MANILA, Philippines — The confidence of the Partido Reporma tandem of standard- bearer Sen. Panfilo Lacson and Senate President Vicente Sotto III was buoyed by the very warm reception they got from Ilocano-speaking towns in Baguio City, Pangasinan, and Nueva Ecija, which, they said, was an indication that the “North” was not that “solid” after all.
Lacson said they saw during the two-day visit that voters were generally receptive to their platforms and advocacies, supposedly disproving the concept that a “Solid North” will support their fellow Ilocano-speaking bets, like former Sen. Ferdinand Marcos Jr.
“As you may be aware, isn’t it that in the Ilocos Region, the people mostly vote for people from their own region? But as we saw earlier, we got a good response because our discussion of their problems was issue-based,” he told reporters in Urdaneta City in Pangasinan on Sunday.
Warmly received
The Partido Reporma team barnstormed the provinces of Pangasinan and Nueva Ecija on Sunday, after a two-day visit to Baguio City for meetings and the general assembly of the Philippine Military Academy Alumni Association.
The Lacson-Sotto tandem said they were delighted after they were received warmly by businessmen, farmers and tricycle drivers as they expounded on their platform of government for the next six years should they get the mandate to be the country’s next leaders.
In Urdaneta City, the team met with about 400 members of a tricycle drivers and operators’ association (Toda) in Barangay San Vicente, who voiced their concerns before two of the country’s incumbent senators.
The Pangasinan experience showed that Filipinos’ minds weren’t closed to voting for the most qualified candidates, even in areas considered as bastions of certain political personalities, for as long as discussions are issue-based, Lacson said.
“The Toda members wanted to test me because I had said earlier that if someone was Ilocano-speaking, they already had leanings for certain candidates.
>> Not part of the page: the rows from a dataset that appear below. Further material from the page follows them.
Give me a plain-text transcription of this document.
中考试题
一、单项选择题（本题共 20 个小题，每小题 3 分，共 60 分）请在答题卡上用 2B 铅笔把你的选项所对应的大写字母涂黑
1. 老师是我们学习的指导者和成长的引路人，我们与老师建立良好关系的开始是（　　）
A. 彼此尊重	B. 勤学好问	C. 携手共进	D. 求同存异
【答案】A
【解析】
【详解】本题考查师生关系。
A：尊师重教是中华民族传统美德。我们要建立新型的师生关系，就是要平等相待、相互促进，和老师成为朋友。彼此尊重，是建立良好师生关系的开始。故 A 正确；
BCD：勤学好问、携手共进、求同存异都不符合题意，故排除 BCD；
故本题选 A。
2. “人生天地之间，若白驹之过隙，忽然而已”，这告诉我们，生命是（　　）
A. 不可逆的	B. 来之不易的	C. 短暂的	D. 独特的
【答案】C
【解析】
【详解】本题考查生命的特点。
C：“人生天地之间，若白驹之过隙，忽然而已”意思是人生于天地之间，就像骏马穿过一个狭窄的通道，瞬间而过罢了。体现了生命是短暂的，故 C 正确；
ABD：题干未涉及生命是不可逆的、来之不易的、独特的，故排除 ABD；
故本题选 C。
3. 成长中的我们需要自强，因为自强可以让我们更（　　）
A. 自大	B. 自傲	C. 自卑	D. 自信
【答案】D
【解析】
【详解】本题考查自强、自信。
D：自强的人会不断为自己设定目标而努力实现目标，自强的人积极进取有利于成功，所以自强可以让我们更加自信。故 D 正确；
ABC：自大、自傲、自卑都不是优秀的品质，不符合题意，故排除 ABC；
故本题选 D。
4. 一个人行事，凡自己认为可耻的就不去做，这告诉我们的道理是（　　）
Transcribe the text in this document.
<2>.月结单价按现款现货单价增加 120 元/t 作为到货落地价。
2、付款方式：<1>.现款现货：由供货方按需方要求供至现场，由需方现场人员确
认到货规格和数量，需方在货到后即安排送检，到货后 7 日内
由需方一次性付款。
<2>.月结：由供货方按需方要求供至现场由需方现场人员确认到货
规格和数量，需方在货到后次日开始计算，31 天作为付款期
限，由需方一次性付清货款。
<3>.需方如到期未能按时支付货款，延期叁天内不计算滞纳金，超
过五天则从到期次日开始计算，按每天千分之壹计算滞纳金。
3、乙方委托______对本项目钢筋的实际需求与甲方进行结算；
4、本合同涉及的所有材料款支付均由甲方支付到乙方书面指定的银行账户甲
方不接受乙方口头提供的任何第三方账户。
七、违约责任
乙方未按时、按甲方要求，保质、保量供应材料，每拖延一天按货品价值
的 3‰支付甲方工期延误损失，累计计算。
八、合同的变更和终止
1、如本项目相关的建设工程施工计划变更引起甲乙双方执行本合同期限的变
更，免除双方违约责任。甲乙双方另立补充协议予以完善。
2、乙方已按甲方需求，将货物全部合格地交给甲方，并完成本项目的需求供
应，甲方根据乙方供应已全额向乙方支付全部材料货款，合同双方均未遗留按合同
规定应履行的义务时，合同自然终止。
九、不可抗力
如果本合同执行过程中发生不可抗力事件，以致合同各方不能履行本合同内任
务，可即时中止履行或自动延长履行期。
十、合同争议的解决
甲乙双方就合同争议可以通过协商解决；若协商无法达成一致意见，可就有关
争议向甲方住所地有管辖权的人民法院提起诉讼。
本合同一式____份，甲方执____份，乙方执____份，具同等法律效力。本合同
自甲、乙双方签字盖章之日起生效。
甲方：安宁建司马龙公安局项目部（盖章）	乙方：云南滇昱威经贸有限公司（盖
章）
I also wanted to test their reaction [toward us],” he said.
Subsidies
The Lacson-Sotto duo has proposed that the government resume its subsidies to all public utility vehicle drivers as they deal with lingering effects of the COVID-19 pandemic, especially with the series of surges in oil prices supposedly caused by the political instability in oil-producing countries.
He said the problem of providing subsidies for sectors crippled by economic downturns could have been easily solved by the availability of funds that were otherwise lost to corruption.
“That’s why, if the P700 billion wasn’t being stolen from the government every year to go into someone else’s pockets, we could easily afford a fuel subsidy,” Lacson said.